I sat down to taste nine different bottles from Filkins Vineyard — nine wines, nine different expressions of Michigan’s terroir — and not one disappointed me. That alone says a lot. Even the most celebrated wineries in Napa, Bordeaux, or Tuscany have an occasional miss. But these wines? Every single one felt intentional, honest, and beautifully crafted. They had balance, they had energy, and most importantly, they had identity.
A big part of that story is the man behind the wines — Jason Johnson. Jason’s journey reads like a love letter to winemaking itself. He started back in 2000 at Beaulieu Vineyard in Napa Valley, just a young guy working temporary harvest shifts while playing music on the side. But he fell in love with the rhythm of it all — the smell of fermentation, the feel of the barrels, the creative pulse that connected the cellar to his music. Over the years, Jason rose through the ranks, leading Beaulieu’s George DeLatour Reserve winery by 2008, then refining his skills as Cellar Master at Provenance and Hewitt, and later as Assistant Winemaker at Conn Creek, where he learned to blend grapes from across the Napa Valley like instruments in an orchestra.
His philosophy is poetic: to Jason, winemaking is live music. Each grape is an instrument, each vineyard an acoustic space. The harmony comes in the blending — crafting a piece that evokes a time, a place, and a feeling. When you taste his wines, you sense that same energy — the layering, the tempo, the emotion. After 23 years of honing that craft in California, Jason made the bold move to Michigan, bringing all that artistry with him. And that, I think, is the secret sauce behind what’s happening at Filkins Vineyard.
What struck me most about the wines was how refined they were without losing their sense of place. The whites carried a crisp mineral streak that reminded me of the Loire Valley, but with that unmistakable Great Lakes freshness. The reds, particularly the Cabernet Franc and Merlot, had a poise and depth I’ve only ever found in cooler European regions. Nothing was overdone. No heavy oak, no fruit bombs. Just precision, patience, and purity — a true reflection of both Michigan terroir and Jason’s musical approach to balance and structure.

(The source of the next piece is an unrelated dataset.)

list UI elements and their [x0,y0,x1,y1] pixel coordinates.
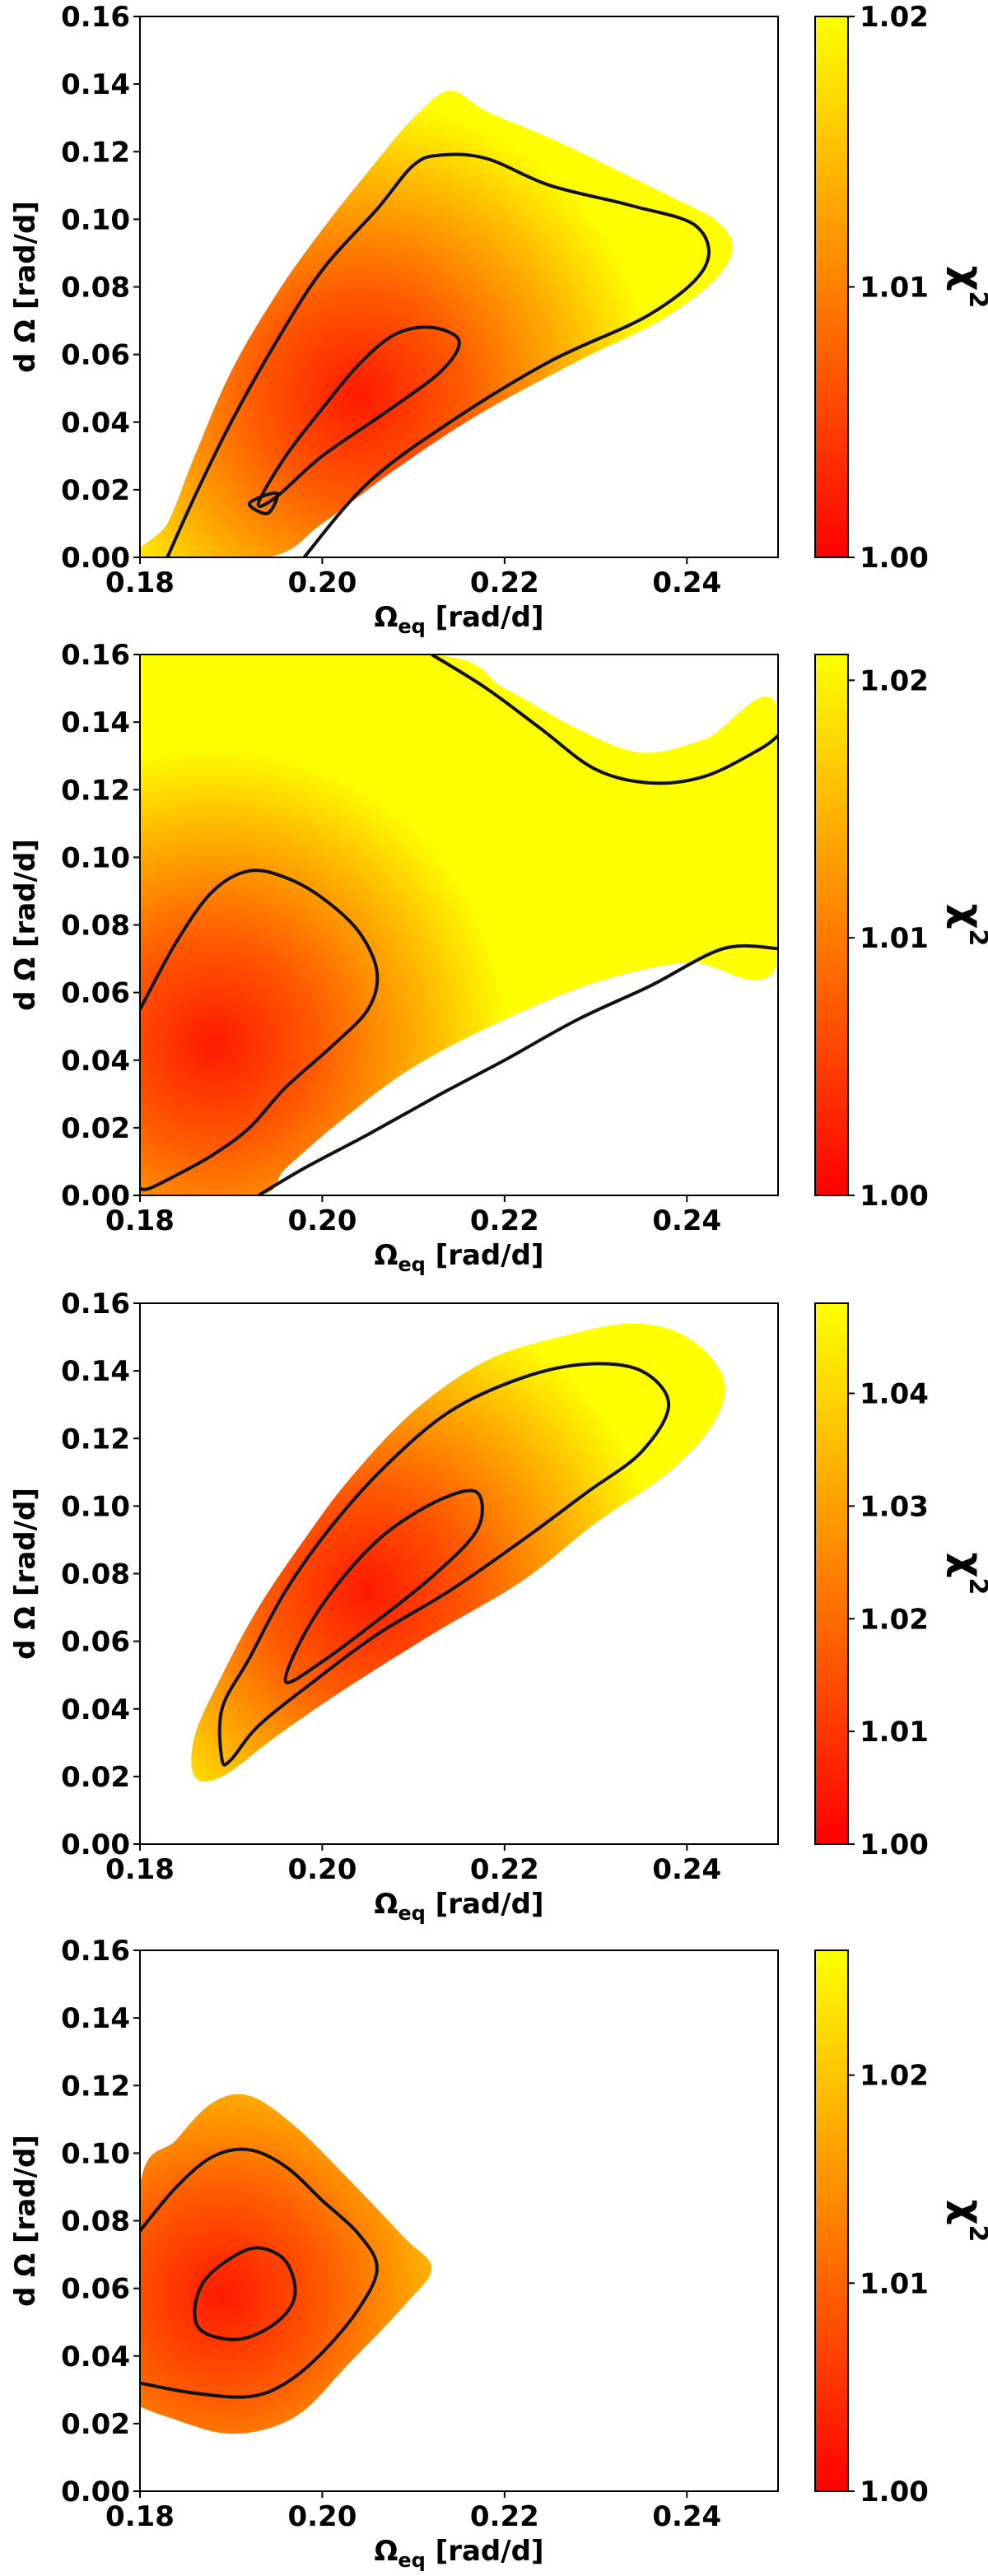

As I worked my way through the lineup, I couldn’t help but think back to 1976 — the year California stunned the world at the “Judgment of Paris.” Before that tasting, California wines were barely on the international radar. Then, out of nowhere, Chateau Montelena’s Chardonnay and Stag’s Leap’s Cabernet beat the best of France, and everything changed. I have that same feeling about Filkins Vineyard. History doesn’t repeat itself, but sometimes it rhymes — and I think 2025 might just be Michigan’s year to rhyme.
Filkins Vineyard is doing for Michigan what Montelena once did for California: proving that great wine isn’t limited by geography, but by imagination. The vineyard’s attention to detail is evident in every sip, and with Jason Johnson leading the charge, that detail becomes art. These aren’t wines made to please critics — they’re made to express place, to speak the language of the soil and the climate that shaped them. That’s what real artistry in wine is all about.
Michigan has long been viewed as “up-and-coming,” but that phrase feels outdated now. After tasting Filkins Vineyard’s wines, I’d say we’ve officially arrived. There’s complexity, structure, and a sense of self-assurance in these bottles that’s impossible to fake. They don’t need to mimic anyone else — they’re confidently Michigan, through and through.
I left that tasting table with the same goosebumps I imagine people had in 1976 when they realized American wines could stand shoulder-to-shoulder with Europe’s best. Filkins Vineyard has that magic — that sense that something bigger is happening here than just good wine. It’s the feeling that we’re witnessing the beginning of a new era for Michigan viticulture.